A memory tickled at the back of my mind. “We are tools,” Chade had told me. I was the tool he had forged for the King. The King had looked at me, and wondered, What have I made of you? I did not need to wonder. I was the King’s assassin. In more ways than one. But I would see that I served him as I had been intended, one last time.

Someone crouched beside me. Chade. I turned my head slowly to look at him. “Carris seed,” he told me. “No time to prepare elfbark. Come. Let me take you into hiding as well.”

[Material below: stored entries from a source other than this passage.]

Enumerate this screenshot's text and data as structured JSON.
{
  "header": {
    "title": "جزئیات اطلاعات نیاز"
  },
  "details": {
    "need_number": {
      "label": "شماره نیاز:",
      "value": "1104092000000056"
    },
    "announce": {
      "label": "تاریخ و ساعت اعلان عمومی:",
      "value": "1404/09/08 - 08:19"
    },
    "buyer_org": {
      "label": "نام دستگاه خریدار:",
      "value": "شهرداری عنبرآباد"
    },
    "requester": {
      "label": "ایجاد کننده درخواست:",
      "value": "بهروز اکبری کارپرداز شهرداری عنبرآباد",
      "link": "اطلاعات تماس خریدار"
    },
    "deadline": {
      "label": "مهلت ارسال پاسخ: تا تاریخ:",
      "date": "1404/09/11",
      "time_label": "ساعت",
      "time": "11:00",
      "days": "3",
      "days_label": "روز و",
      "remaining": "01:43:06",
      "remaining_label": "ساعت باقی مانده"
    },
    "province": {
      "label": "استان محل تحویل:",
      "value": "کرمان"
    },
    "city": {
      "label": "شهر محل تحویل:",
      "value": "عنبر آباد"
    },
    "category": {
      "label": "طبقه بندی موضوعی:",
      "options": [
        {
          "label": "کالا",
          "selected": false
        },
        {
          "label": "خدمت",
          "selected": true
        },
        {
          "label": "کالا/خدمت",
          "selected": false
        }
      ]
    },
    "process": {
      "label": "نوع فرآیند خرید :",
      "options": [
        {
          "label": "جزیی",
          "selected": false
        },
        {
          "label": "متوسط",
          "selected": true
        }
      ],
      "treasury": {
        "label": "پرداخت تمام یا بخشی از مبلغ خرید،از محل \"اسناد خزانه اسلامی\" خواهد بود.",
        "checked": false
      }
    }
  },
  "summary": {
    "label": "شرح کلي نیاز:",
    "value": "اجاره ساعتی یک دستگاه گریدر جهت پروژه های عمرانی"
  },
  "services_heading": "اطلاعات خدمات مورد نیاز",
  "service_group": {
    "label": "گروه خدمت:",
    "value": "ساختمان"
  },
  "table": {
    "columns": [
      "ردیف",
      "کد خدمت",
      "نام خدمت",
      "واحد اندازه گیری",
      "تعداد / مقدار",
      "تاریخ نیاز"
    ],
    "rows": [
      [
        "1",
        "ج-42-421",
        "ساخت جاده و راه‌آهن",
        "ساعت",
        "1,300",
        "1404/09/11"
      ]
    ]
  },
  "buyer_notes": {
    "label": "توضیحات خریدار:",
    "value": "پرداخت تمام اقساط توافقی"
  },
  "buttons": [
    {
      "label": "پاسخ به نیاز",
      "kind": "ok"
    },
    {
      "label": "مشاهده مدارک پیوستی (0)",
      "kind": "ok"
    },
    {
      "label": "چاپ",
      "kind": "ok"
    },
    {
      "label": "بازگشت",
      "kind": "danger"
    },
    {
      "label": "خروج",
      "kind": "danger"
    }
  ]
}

“No.” I took the small cake of carris seed compressed with honey. I put the whole thing in my mouth and chewed, grinding the seed between my back teeth to release the full strength. I swallowed. “Go,” I bid him. “I have a task, and so have you. Burrich is waiting. The alarm will be raised soon. Get the Queen away quickly, while you have a chance of getting ahead of the hunt. I will keep them busy.”

He released me. “Good-bye, boy,” he said gruffly, and stooped to kiss me on the forehead. It was farewell. He didn’t expect to see me alive again.

That made two of us.

He left me there, and before even I heard the grate of stone on stone, I felt the working of the carris seed. I had had the seed before, at Springfest when everyone does. A tiny pinch of it sprinkled across the top of a sugar cake brings a merry giddiness to the heart. Burrich had warned me that some dishonest horse traders fed their charges carris oil on their grain, for the purpose of winning a race, or to make a sick horse show well at an auction. He had also warned me that a horse so treated was often never the same beast again. If he survived. I knew Chade had used it, on occasion, and I had seen him drop like a stone when the effects wore off. Yet I did not hesitate. Perhaps, I conceded briefly, perhaps Burrich was right about me. The ecstasy of the Skill, or the frantic flush and heat of the hunt. Did I taunt self-destruction, or did I desire it? I did not worry about it for long. The carris seed took me. My strength was as the strength of ten, and my heart soared like an eagle. I sprang to my feet. I started for the door, then turned back.